Prada menyisir surai pirangnya dengan tiga jari. "Aku cuti. Selama dua minggu aku terbebas dari majikan gila itu. Jadi aku bebas menghabiskan hariku bersamamu."

Bibir Hanna melengkung malu-malu.

Prada mengeratkan jemarinya. "Ayo, kita berangkat sekarang! Aku sudah rindu bekerja bersama Hanna seperti dulu lagi."

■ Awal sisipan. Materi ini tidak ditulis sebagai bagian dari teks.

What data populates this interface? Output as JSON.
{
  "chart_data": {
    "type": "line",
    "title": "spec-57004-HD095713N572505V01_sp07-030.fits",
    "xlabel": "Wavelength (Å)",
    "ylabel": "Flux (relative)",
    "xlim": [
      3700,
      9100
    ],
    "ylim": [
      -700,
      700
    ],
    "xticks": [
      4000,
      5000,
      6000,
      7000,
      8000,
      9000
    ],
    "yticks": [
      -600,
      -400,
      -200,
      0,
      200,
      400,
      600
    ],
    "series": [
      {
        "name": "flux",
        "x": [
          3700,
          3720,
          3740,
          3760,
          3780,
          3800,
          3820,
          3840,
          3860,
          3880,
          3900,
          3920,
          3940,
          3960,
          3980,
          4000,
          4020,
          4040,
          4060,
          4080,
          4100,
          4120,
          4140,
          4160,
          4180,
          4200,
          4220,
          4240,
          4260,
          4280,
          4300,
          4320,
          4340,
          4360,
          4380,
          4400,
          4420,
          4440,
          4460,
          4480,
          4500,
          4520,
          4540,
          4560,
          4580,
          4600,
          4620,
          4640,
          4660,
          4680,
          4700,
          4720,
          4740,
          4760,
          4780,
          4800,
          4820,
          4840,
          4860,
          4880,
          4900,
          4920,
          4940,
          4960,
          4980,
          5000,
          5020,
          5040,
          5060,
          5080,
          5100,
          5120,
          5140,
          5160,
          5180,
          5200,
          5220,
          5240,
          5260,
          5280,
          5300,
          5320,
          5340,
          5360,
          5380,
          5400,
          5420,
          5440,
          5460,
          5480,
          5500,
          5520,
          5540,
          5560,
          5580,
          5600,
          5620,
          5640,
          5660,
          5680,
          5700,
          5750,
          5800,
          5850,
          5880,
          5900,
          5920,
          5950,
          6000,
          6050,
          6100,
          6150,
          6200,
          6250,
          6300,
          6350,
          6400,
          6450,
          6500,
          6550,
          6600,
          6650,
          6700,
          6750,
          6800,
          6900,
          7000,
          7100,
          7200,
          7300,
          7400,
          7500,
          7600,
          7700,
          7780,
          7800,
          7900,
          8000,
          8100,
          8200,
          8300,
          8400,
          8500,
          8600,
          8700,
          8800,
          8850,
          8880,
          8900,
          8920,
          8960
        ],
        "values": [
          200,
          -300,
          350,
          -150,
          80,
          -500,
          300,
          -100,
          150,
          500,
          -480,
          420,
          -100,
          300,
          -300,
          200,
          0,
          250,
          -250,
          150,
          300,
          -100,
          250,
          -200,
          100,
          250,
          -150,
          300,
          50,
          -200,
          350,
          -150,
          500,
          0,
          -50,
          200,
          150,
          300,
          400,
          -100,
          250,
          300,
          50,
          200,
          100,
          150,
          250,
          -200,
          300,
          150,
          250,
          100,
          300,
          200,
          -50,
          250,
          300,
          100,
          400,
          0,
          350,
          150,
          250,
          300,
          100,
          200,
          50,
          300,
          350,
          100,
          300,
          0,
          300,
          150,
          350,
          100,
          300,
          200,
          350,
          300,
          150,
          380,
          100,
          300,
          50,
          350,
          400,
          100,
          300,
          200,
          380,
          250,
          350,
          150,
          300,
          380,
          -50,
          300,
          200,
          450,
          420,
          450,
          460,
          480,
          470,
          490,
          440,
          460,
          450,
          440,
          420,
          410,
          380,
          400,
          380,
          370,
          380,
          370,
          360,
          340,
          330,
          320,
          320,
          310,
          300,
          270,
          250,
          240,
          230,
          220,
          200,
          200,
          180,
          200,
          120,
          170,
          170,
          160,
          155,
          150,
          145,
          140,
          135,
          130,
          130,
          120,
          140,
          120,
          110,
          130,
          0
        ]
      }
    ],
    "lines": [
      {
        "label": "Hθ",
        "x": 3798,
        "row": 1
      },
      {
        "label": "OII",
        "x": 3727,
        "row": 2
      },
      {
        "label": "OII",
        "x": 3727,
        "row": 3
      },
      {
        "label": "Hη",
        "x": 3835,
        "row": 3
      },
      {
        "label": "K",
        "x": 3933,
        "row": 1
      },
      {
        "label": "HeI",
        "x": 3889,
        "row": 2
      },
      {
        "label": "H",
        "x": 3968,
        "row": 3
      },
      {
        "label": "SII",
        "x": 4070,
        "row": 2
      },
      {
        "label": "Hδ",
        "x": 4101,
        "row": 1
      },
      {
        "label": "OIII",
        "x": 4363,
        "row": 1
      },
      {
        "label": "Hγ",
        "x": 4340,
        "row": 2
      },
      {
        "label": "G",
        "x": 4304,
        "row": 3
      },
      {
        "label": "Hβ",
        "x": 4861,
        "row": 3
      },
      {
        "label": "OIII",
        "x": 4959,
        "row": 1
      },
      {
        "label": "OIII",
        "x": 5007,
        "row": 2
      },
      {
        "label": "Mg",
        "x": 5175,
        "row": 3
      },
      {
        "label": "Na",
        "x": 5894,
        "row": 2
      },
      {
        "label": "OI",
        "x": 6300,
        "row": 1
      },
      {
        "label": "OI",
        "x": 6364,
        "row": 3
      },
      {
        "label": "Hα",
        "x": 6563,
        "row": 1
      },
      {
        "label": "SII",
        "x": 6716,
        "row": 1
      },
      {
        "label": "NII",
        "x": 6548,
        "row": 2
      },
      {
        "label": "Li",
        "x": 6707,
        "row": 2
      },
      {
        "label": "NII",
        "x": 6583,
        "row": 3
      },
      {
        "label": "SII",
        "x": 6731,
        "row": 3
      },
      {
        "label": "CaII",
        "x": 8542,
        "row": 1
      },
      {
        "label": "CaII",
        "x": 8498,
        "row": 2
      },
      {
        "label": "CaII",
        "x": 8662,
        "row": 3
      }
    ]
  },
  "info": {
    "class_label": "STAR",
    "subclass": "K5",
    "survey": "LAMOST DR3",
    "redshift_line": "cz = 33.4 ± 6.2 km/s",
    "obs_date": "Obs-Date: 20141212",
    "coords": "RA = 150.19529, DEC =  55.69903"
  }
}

Hanna menarik napas perlahan sebelum mengembuskan zat asam arang. "Tapi ... aku takut jika kita jalan bersama akan diketahui Kak Beautya dan pasukannya."

Tatapan Prada menghunus tegas iris abu-abu Hanna. "Jangan khawatir! Anak-anak pemandu sorak sudah selesai latihan sejak awal. Jadi tidak akan ada yang melihat kita."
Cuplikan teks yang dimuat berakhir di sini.